Taken together, natural language processing software and domain expertise allow ‘deep reading’ to be applied to the literature and other relevant input. Simply put, this means the machines that plow through the articles are able to ‘read’ them not only at the simple surface (word) level, but more like scientists do, making judgments about statements and findings, then extracting only information that validates or contributes to existing knowledge. 
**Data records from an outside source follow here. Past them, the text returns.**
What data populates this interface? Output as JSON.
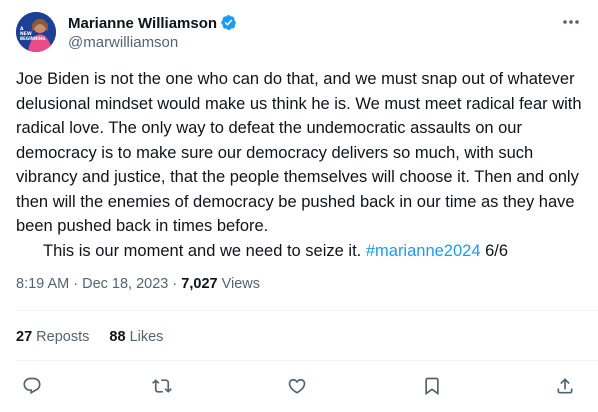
{
  "author": {
    "name": "Marianne Williamson",
    "handle": "@marwilliamson",
    "avatar_text": "A NEW BEGINNING",
    "verified_icon": "verified-badge-icon"
  },
  "tweet": {
    "paragraph_1": "Joe Biden is not the one who can do that, and we must snap out of whatever delusional mindset would make us think he is. We must meet radical fear with radical love. The only way to defeat the undemocratic assaults on our democracy is to make sure our democracy delivers so much, with such vibrancy and justice, that the people themselves will choose it. Then and only then will the enemies of democracy be pushed back in our time as they have been pushed back in times before.",
    "paragraph_2": "This is our moment and we need to seize it.",
    "hashtag": "#marianne2024",
    "thread_counter": "6/6"
  },
  "meta": {
    "time": "8:19 AM",
    "separator": "·",
    "date": "Dec 18, 2023",
    "views_count": "7,027",
    "views_label": "Views"
  },
  "stats": {
    "reposts_count": "27",
    "reposts_label": "Reposts",
    "likes_count": "88",
    "likes_label": "Likes"
  },
  "actions": [
    "reply-icon",
    "repost-icon",
    "like-icon",
    "bookmark-icon",
    "share-icon"
  ],
  "colors": {
    "text": "#0f1419",
    "secondary": "#536471",
    "link": "#1d9bf0",
    "verified": "#1d9bf0",
    "divider": "#eff3f4"
  }
}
This weeding out and systematisation process will make it much easier for the team to go to the next step—namely, providing accurate input for the modelers.  In addition the system becomes semantically ‘smarter’ with each iteration, which will ultimately benefit everyone who uses it, including current and future industry, academic and government partners.

Proof of concept  

Less than a year into the program, the possibilities look increasingly exciting. DARPA has requested the development of a ‘use case’ that starts with input of research articles, proceeds through automated analysis, informs automatically built and maintained models of the cancer processes being discussed, and suggests new questions on unresolved issues that lead to a bench scientist doing real experiments with the output, ending with that scientist contributing the results of these experiments back into the system to help inform future investigations.
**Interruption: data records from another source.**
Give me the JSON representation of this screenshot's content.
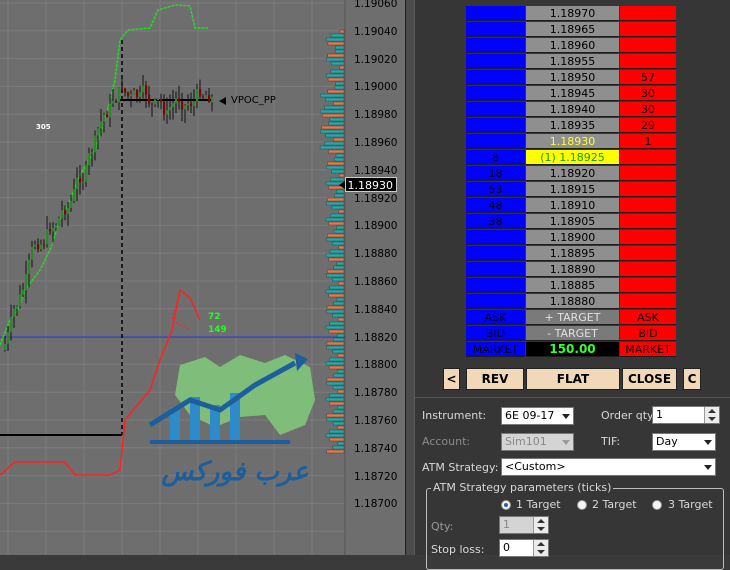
{
  "chart": {
    "y_ticks": [
      "1.19060",
      "1.19040",
      "1.19020",
      "1.19000",
      "1.18980",
      "1.18960",
      "1.18940",
      "1.18920",
      "1.18900",
      "1.18880",
      "1.18860",
      "1.18840",
      "1.18820",
      "1.18800",
      "1.18780",
      "1.18760",
      "1.18740",
      "1.18720",
      "1.18700"
    ],
    "current_price": "1.18930",
    "vpoc_label": "VPOC_PP",
    "label_305": "305",
    "label_72": "72",
    "label_149": "149",
    "up_color": "#2a8a2a",
    "down_color": "#8a0000",
    "green_line_color": "#22dd22",
    "red_line_color": "#ff2020"
  },
  "watermark": {
    "brand_text": "عرب فوركس"
  },
  "ladder": {
    "rows": [
      {
        "price": "1.18970",
        "left": "",
        "right": "",
        "highlight": ""
      },
      {
        "price": "1.18965",
        "left": "",
        "right": "",
        "highlight": ""
      },
      {
        "price": "1.18960",
        "left": "",
        "right": "",
        "highlight": ""
      },
      {
        "price": "1.18955",
        "left": "",
        "right": "",
        "highlight": ""
      },
      {
        "price": "1.18950",
        "left": "",
        "right": "57",
        "highlight": ""
      },
      {
        "price": "1.18945",
        "left": "",
        "right": "30",
        "highlight": ""
      },
      {
        "price": "1.18940",
        "left": "",
        "right": "30",
        "highlight": ""
      },
      {
        "price": "1.18935",
        "left": "",
        "right": "29",
        "highlight": ""
      },
      {
        "price": "1.18930",
        "left": "",
        "right": "1",
        "highlight": "last"
      },
      {
        "price": "(1) 1.18925",
        "left": "8",
        "right": "",
        "highlight": "position"
      },
      {
        "price": "1.18920",
        "left": "18",
        "right": "",
        "highlight": ""
      },
      {
        "price": "1.18915",
        "left": "53",
        "right": "",
        "highlight": ""
      },
      {
        "price": "1.18910",
        "left": "48",
        "right": "",
        "highlight": ""
      },
      {
        "price": "1.18905",
        "left": "38",
        "right": "",
        "highlight": ""
      },
      {
        "price": "1.18900",
        "left": "",
        "right": "",
        "highlight": ""
      },
      {
        "price": "1.18895",
        "left": "",
        "right": "",
        "highlight": ""
      },
      {
        "price": "1.18890",
        "left": "",
        "right": "",
        "highlight": ""
      },
      {
        "price": "1.18885",
        "left": "",
        "right": "",
        "highlight": ""
      },
      {
        "price": "1.18880",
        "left": "",
        "right": "",
        "highlight": ""
      }
    ],
    "ask_left": "ASK",
    "plus_target": "+ TARGET",
    "ask_right": "ASK",
    "bid_left": "BID",
    "minus_target": "- TARGET",
    "bid_right": "BID",
    "market_left": "MARKET",
    "market_qty": "150.00",
    "market_right": "MARKET"
  },
  "buttons": {
    "left_arrow": "<",
    "rev": "REV",
    "flat": "FLAT",
    "close": "CLOSE",
    "c": "C"
  },
  "order": {
    "instrument_label": "Instrument:",
    "instrument_value": "6E 09-17",
    "order_qty_label": "Order qty:",
    "order_qty_value": "1",
    "account_label": "Account:",
    "account_value": "Sim101",
    "tif_label": "TIF:",
    "tif_value": "Day",
    "atm_strategy_label": "ATM Strategy:",
    "atm_strategy_value": "<Custom>",
    "atm_params_label": "ATM Strategy parameters (ticks)",
    "target1": "1 Target",
    "target2": "2 Target",
    "target3": "3 Target",
    "qty_label": "Qty:",
    "qty_value": "1",
    "stop_loss_label": "Stop loss:",
    "stop_loss_value": "0"
  }
}
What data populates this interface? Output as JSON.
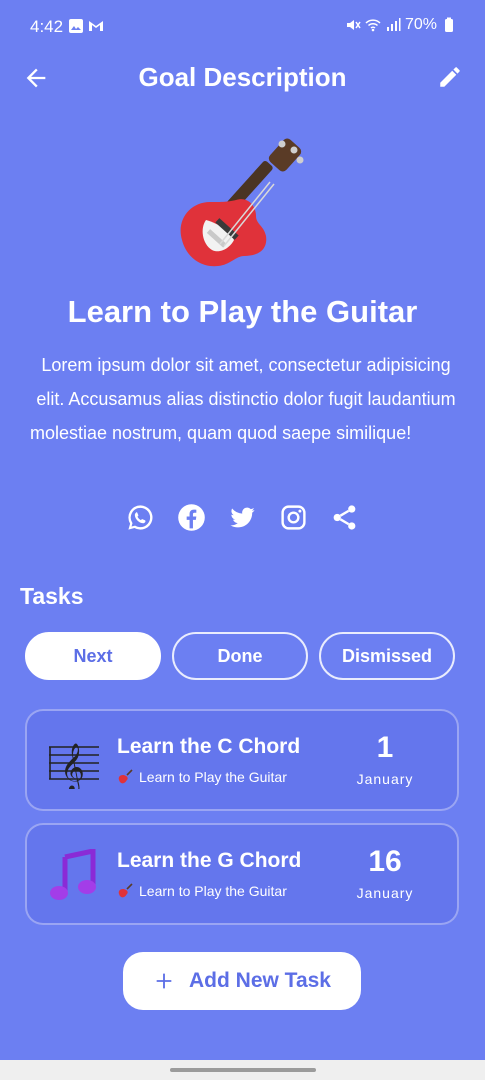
{
  "status_bar": {
    "time": "4:42",
    "battery": "70%"
  },
  "header": {
    "title": "Goal Description",
    "back_icon": "arrow-left-icon",
    "edit_icon": "pencil-icon"
  },
  "goal": {
    "emoji": "guitar",
    "title": "Learn to Play the Guitar",
    "description": "Lorem ipsum dolor sit amet, consectetur adipisicing elit. Accusamus alias distinctio dolor fugit laudantium molestiae nostrum, quam quod saepe similique!"
  },
  "share": {
    "icons": [
      "whatsapp-icon",
      "facebook-icon",
      "twitter-icon",
      "instagram-icon",
      "share-icon"
    ]
  },
  "tasks": {
    "heading": "Tasks",
    "tabs": [
      {
        "label": "Next",
        "active": true
      },
      {
        "label": "Done",
        "active": false
      },
      {
        "label": "Dismissed",
        "active": false
      }
    ],
    "items": [
      {
        "name": "Learn the C Chord",
        "goal": "Learn to Play the Guitar",
        "day": "1",
        "month": "January",
        "icon": "treble-clef-staff"
      },
      {
        "name": "Learn the G Chord",
        "goal": "Learn to Play the Guitar",
        "day": "16",
        "month": "January",
        "icon": "music-notes"
      }
    ],
    "add_label": "Add New Task"
  },
  "colors": {
    "background": "#6c7ff2",
    "accent": "#5c6ee6",
    "card": "#6476ed"
  }
}
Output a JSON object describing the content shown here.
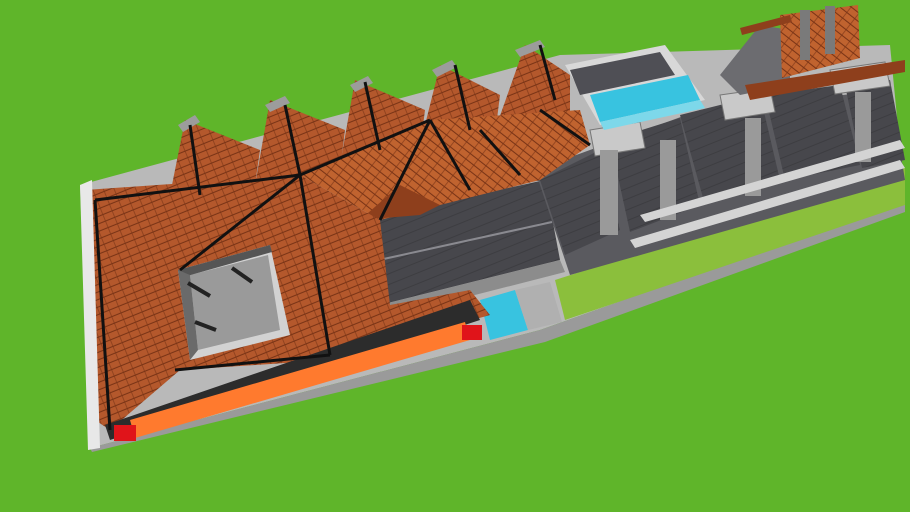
{
  "scene": {
    "kind": "3D architectural model render",
    "colors": {
      "grass": "#5fb52a",
      "roof_tile": "#b4582c",
      "roof_tile_dark": "#8e3f1c",
      "roof_ridge": "#111111",
      "dark_roof": "#4a4a4f",
      "wall_light": "#c9c9c9",
      "wall_dark": "#8c8c8c",
      "pool_water": "#38c3e0",
      "lawn_strip": "#8bbf3c",
      "orange_beam": "#ff7a2e",
      "red_block": "#e0141a"
    },
    "objects": [
      "terracotta-hip-roof-complex",
      "inner-courtyard",
      "dark-grey-roof-block",
      "rooftop-swimming-pool",
      "small-blue-pool",
      "chimney-tower-block",
      "utility-cube-row",
      "lawn-strip",
      "orange-eave-beam"
    ]
  }
}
This project started about nine months ago. For the next 18 months, the team will mine all available documents that mention anything related to the Kras protein (and its various synonyms); extract all relevant information into a central database; identify any gaps and inconsistencies; and ask the team’s biologist to perform specific experiments that could help close the gaps or remove the inconsistencies. The use case will serve as a proof of concept for the approach.

Outcome for pharma

So what will this project mean for pharma companies? First, its goal is to develop deep-reading algorithms that can summarise and distill information from an unprecedented 70-80% of the data in a single paper. Currently even the best systems only focus on capturing a portion of the information in a single paper, typically just over 30%.

With over a million articles published annually, companies looking to identify those academic papers that can provide inspiration for new avenues of research into oncology drugs currently face a vast amount of information. Whether they spend valuable time and resources manually searching for links in the published research, or rely on current technology, there is still a chance they will miss a number of the relationships between proteins and compounds that they need because the data is dispersed across a wide range of sources.
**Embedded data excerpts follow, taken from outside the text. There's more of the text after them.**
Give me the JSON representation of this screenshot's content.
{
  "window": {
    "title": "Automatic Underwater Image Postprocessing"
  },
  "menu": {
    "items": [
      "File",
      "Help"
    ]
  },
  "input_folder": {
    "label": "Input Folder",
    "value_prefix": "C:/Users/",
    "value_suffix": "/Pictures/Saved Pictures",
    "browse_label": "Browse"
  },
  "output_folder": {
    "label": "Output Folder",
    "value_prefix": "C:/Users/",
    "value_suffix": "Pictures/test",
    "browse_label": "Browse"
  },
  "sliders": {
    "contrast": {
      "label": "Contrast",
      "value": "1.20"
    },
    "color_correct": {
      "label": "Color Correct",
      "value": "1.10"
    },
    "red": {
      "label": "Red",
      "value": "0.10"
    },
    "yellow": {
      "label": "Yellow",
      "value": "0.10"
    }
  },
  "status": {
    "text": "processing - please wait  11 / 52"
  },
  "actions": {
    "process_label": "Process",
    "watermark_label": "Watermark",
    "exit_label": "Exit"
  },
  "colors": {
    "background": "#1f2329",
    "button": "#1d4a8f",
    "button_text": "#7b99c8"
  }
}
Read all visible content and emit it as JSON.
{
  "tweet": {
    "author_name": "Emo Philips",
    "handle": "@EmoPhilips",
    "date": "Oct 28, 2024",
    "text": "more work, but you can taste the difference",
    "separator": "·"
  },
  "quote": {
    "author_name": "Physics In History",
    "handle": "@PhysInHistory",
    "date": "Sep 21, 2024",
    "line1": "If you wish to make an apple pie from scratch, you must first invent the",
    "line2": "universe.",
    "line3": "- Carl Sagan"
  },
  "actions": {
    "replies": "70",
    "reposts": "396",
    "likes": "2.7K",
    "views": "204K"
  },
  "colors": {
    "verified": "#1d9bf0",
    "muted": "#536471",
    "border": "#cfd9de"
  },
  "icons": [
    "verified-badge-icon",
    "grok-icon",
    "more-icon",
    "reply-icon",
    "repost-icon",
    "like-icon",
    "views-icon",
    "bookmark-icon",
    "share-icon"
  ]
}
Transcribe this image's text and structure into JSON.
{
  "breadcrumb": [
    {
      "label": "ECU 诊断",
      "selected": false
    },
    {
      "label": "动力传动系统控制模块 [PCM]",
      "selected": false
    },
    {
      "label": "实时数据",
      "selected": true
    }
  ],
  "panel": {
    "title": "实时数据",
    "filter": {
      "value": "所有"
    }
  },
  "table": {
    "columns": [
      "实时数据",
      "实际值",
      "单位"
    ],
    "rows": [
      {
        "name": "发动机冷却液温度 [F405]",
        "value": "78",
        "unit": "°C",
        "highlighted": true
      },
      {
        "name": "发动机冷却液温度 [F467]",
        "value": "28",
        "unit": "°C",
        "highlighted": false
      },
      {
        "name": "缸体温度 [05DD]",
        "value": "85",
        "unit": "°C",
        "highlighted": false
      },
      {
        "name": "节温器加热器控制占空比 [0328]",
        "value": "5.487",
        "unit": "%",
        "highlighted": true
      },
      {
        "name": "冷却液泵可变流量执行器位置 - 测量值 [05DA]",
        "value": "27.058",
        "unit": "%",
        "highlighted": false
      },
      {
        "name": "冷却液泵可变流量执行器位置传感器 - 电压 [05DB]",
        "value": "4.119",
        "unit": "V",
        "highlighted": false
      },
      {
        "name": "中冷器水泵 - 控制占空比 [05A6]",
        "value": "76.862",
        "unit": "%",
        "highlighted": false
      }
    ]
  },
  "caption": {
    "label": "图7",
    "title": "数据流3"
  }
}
The use of automated deep reading to this level could provide a great boost to researchers seeking to optimise leads, and assist companies specifically researching KRAS-related cancers. An automated system that provides a single, constantly updated and freely-available single model of KRAS-activated tumours would allow scientists to help connect the dots between possible causes and treatments and develop drugs faster.

Ultimately, the aim is for the algorithms and models developed in this project to be expanded beyond the focus on KRAS-activated cancers, giving researchers working on different cancers and even other diseases entirely the same ability to search publications, make connections and understand the composition of diseases more quickly and with greater confidence; ultimately speeding the route of treatments to market. 

Professor Eduard Hovy is research professor at Carnegie Mellon Language Technologies Institute, and Anton Yuryev is consultant with Elsevier R&D Solutions’ Professional Services team.